虎符投进去后,邮筒底座那里露出了一个黑漆漆的洞口。
林薇抱着星尘快步走过来,手还在不停地发抖。
“张远,刚才那个人……”
“嘘。”
张远打断了她的话,低头看向星尘。
孩子盯着李青手里那个担架,小眉头拧在一起。
“爸爸,那个叔叔飞走了,留下一堆烂泥。”
张远摸了摸孩子的脑袋,眼神柔和了一瞬间。
“飞走了好,咱们还得去追他呢。”
他转头看向李青,语气变得有些严肃。
“把这东西带回去给王正,告诉他,别用手碰,那是精神残响。”
李青点点头,挥手让手下把尸体抬上后面那辆封闭的运兵车。
“天坛那边压不住了,‘墓碑’正在往下沉。

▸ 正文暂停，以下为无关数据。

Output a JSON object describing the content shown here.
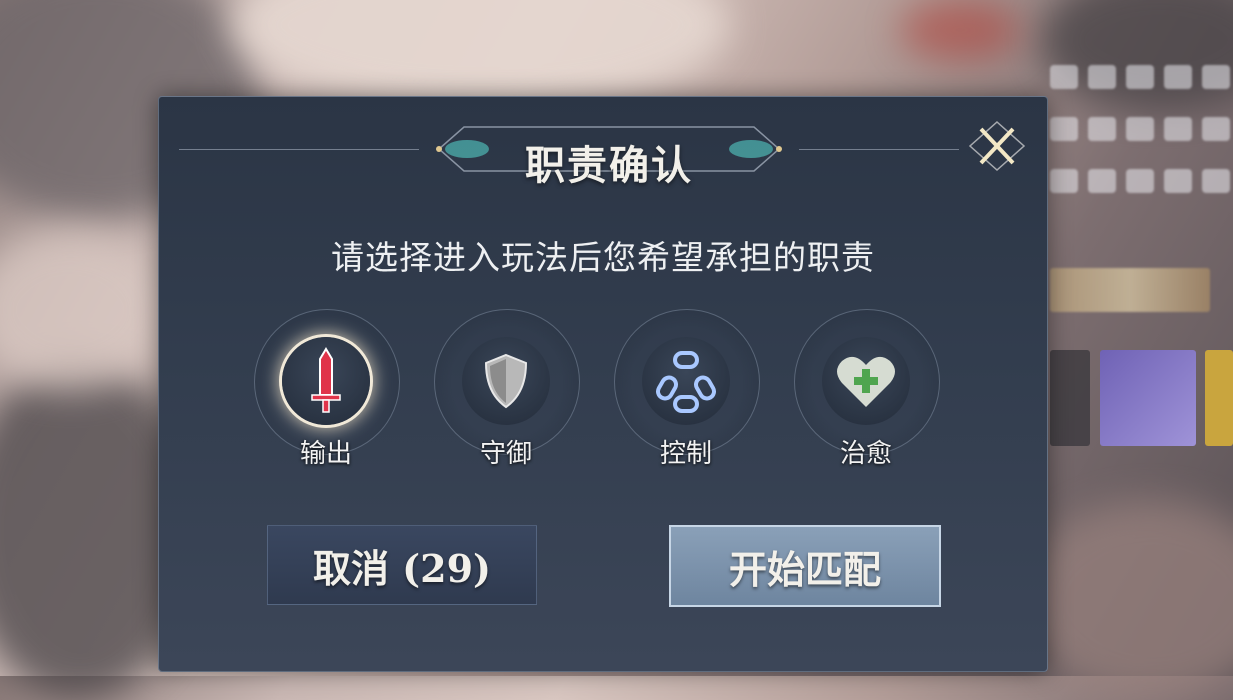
{
  "dialog": {
    "title": "职责确认",
    "prompt": "请选择进入玩法后您希望承担的职责",
    "close_icon": "close-x-icon",
    "roles": [
      {
        "label": "输出",
        "icon": "sword-icon",
        "selected": true,
        "color": "#e0344a"
      },
      {
        "label": "守御",
        "icon": "shield-icon",
        "selected": false,
        "color": "#b8b8b8"
      },
      {
        "label": "控制",
        "icon": "chain-icon",
        "selected": false,
        "color": "#7fb0ff"
      },
      {
        "label": "治愈",
        "icon": "heart-plus-icon",
        "selected": false,
        "color": "#5fae62"
      }
    ],
    "buttons": {
      "cancel_label": "取消 (29)",
      "match_label": "开始匹配"
    }
  }
}
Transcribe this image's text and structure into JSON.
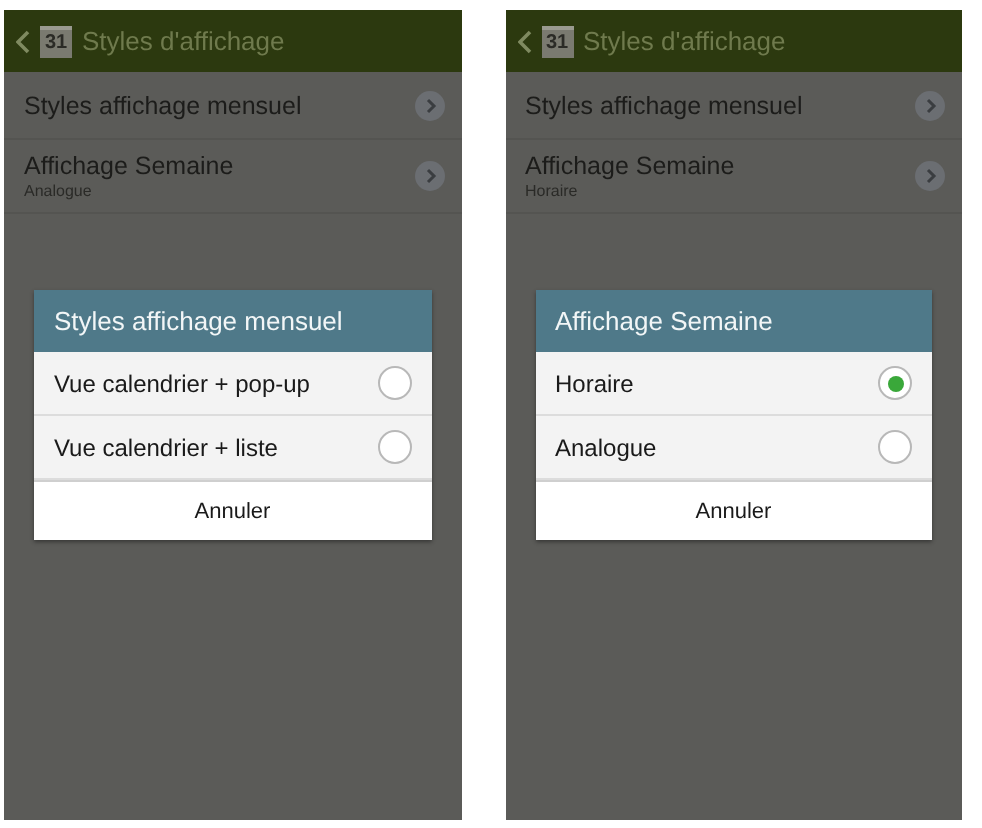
{
  "screens": [
    {
      "header": {
        "calendar_day": "31",
        "title": "Styles d'affichage"
      },
      "settings": [
        {
          "label": "Styles affichage mensuel"
        },
        {
          "label": "Affichage Semaine",
          "value": "Analogue"
        }
      ],
      "dialog": {
        "title": "Styles affichage mensuel",
        "options": [
          {
            "label": "Vue calendrier + pop-up",
            "selected": false
          },
          {
            "label": "Vue calendrier + liste",
            "selected": false
          }
        ],
        "button": "Annuler"
      }
    },
    {
      "header": {
        "calendar_day": "31",
        "title": "Styles d'affichage"
      },
      "settings": [
        {
          "label": "Styles affichage mensuel"
        },
        {
          "label": "Affichage Semaine",
          "value": "Horaire"
        }
      ],
      "dialog": {
        "title": "Affichage Semaine",
        "options": [
          {
            "label": "Horaire",
            "selected": true
          },
          {
            "label": "Analogue",
            "selected": false
          }
        ],
        "button": "Annuler"
      }
    }
  ]
}
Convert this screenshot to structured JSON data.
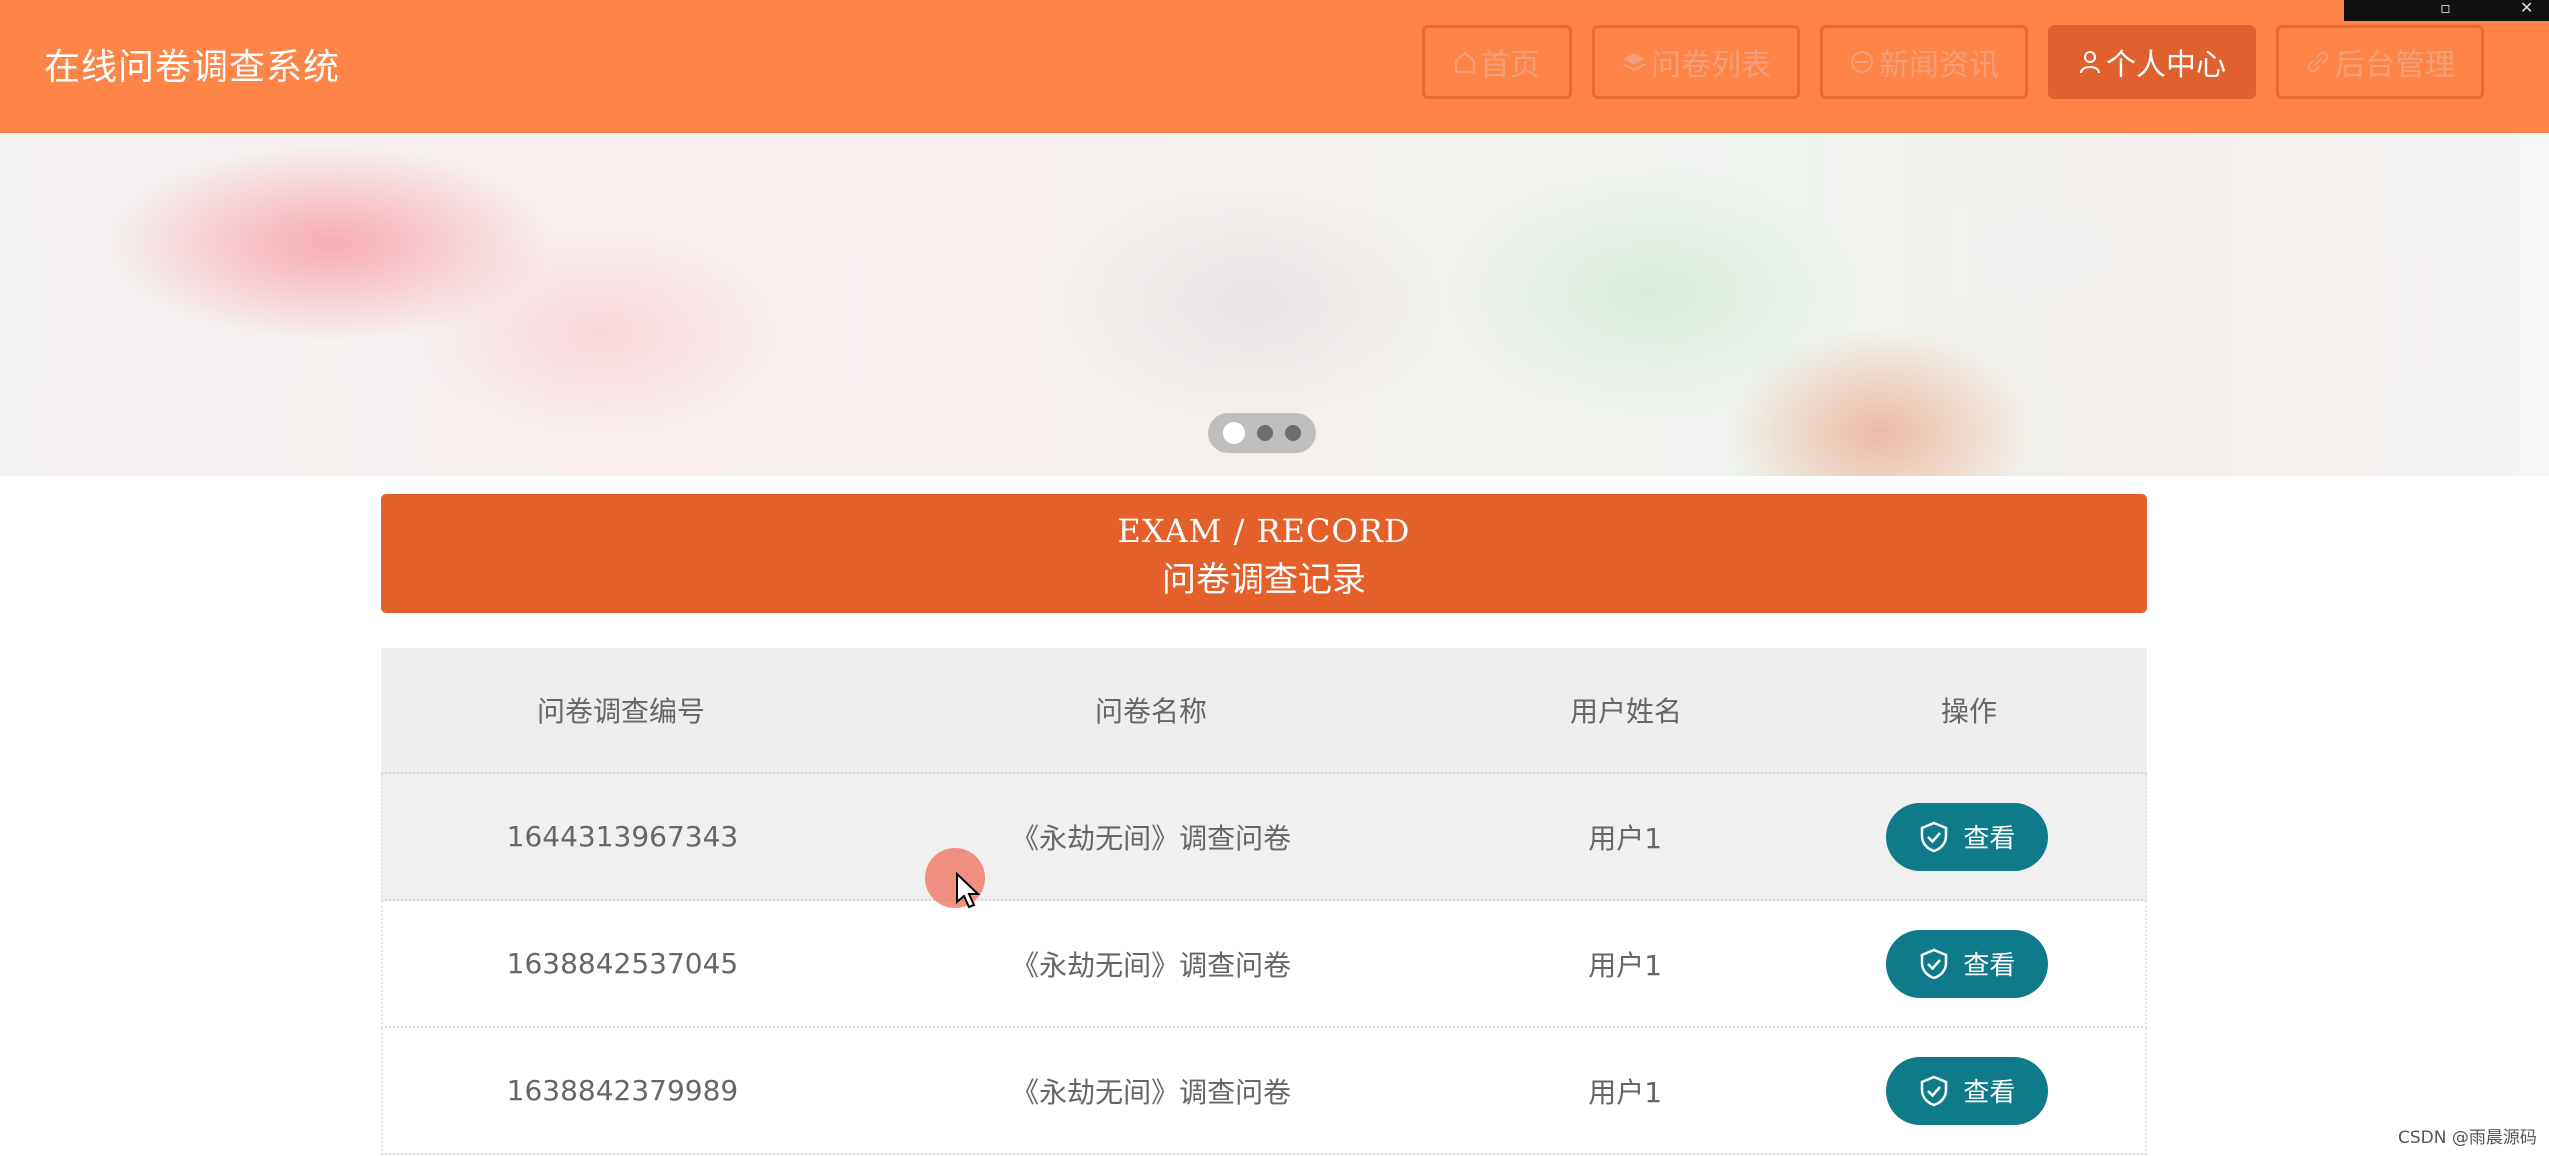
{
  "app": {
    "title": "在线问卷调查系统"
  },
  "nav": {
    "items": [
      {
        "label": "首页",
        "icon": "home-icon"
      },
      {
        "label": "问卷列表",
        "icon": "layers-icon"
      },
      {
        "label": "新闻资讯",
        "icon": "news-icon"
      },
      {
        "label": "个人中心",
        "icon": "user-icon",
        "active": true
      },
      {
        "label": "后台管理",
        "icon": "link-icon"
      }
    ]
  },
  "banner": {
    "slides": 3,
    "active_slide": 1
  },
  "record": {
    "title_en": "EXAM / RECORD",
    "title_cn": "问卷调查记录"
  },
  "table": {
    "columns": [
      "问卷调查编号",
      "问卷名称",
      "用户姓名",
      "操作"
    ],
    "rows": [
      {
        "id": "1644313967343",
        "name": "《永劫无间》调查问卷",
        "user": "用户1",
        "action": "查看"
      },
      {
        "id": "1638842537045",
        "name": "《永劫无间》调查问卷",
        "user": "用户1",
        "action": "查看"
      },
      {
        "id": "1638842379989",
        "name": "《永劫无间》调查问卷",
        "user": "用户1",
        "action": "查看"
      }
    ]
  },
  "watermark": "CSDN @雨晨源码",
  "colors": {
    "topbar": "#fe8447",
    "nav_active": "#e0602f",
    "record_header": "#e3602b",
    "view_button": "#0f7a8a"
  }
}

”
李青指了指头顶,那块巨大的暗红阴影已经遮住了大半个前门大街。
空气里的重力感越来越强,有些店铺的玻璃门开始咔咔作响,出现细密的裂纹。
张远抬头看了一眼,嘴角往上一勾。
“他沉他的,咱们找咱们的。老头,鸿雁楼底下通哪儿?”
白老头走到那个黑洞口,侧着耳朵听了一会儿。
里面传来一阵阵像是风刮过空管子的呜咽声。
“那是旧帝国的‘暗线’。当年那些送不出去的绝密信件,全堆在下面。”
老头儿从袖子里摸出一盏老旧的马灯,划火柴点着了。
豆大点的昏黄火苗在风里晃悠,勉强照亮了洞底的几级石阶。
“信使肯定在那儿等着接信呢。要是让他拿到了‘历史的存根’,京城就真成坟场了。”
张远嗯了一声,把开山刀插回背后。
“林薇,带孩子跟着李青去地面指挥所,那儿安全点。”
林薇抿着嘴,盯着张远那条还在冒火花的假胳膊,站着没动。
“我爸的日记里说,我也得去。那个邮局,只认血脉。”
张远皱了皱眉,还没等开口拒绝,星尘就拽住了他的袖子。
“我也要去。那下面有亮晶晶的东西,在喊我。”
张远叹了一口气,对着李青做了个警戒的手势。
“那你带几个人守在门口,没我的信号,谁也别进来。”
他带头走向那个黑洞。
刚往下迈了一级台阶,一股冷到骨缝里的阴风就扑面而来。
那是沉淀了一百年的霉腐气味,还带着一股说不出的陈旧纸浆味。
“这底下的味儿,可比上面冲多了。”
张远嘟囔着,右手不自觉地攥紧。
他能感觉到,兜里那个立方体和虎符产生的共鸣,让他的骨头阵阵发痒。
台阶很陡,湿滑的青苔长在石板缝里,每走一步都要小心打滑。
走在前面的白老头突然停住了脚步。
“怎么了?”
张远在后面问了一句。
白老头举起马灯,往墙角晃了晃。
那里靠墙坐着一排穿着灰色制服的骷髅。
每个骷髅手里都紧紧抱着一个皮质的挎包,挎包表面居然还保留着一点皮革的质感。
“这些是当年没撤出来的守邮人。”
白老头的声音有些低沉,火光映射下,他的影子在墙上拉得很长。
“他们守着那些信,守了一百年。现在信使来了,他们该交差了。”
张远看过去,发现那些挎包正在微微发光。
那是跟信使身上一样的灰色雾气,正顺着挎包缝往外冒。
突然,其中一具骷髅的头骨慢慢转动,发出一阵刺耳的磨牙声。
它的眼眶里,两点红光忽明忽暗地亮了起来。
“收……件……人……”
那声音不像是人发出来的,倒像是几块锈铁在磨损。
张远踏上一步,挡在林薇面前。
“老子不收件,老子是来封路子的。”
他右臂上的幽蓝光芒猛地涨了一圈,照亮了整个甬道。
那些亮起的红光在水晶光芒的压制下,发出一阵阵恐惧的嘶嘶声。
“带路吧,老头。去看看那个所谓的‘信使’,到底想送份什么大礼。”
白老头没吭声,低头继续往前走。
这地底下的空间比张远想的要大得多。
到处都是纵横交错的木制管道,那曾是旧帝国最引以为傲的气动邮寄系统。
偶尔有一两个皮圆筒在管道里划过,带起一阵刺耳的摩擦声。
“他就在前面。”
星尘突然指着甬道尽头的一个十字路口。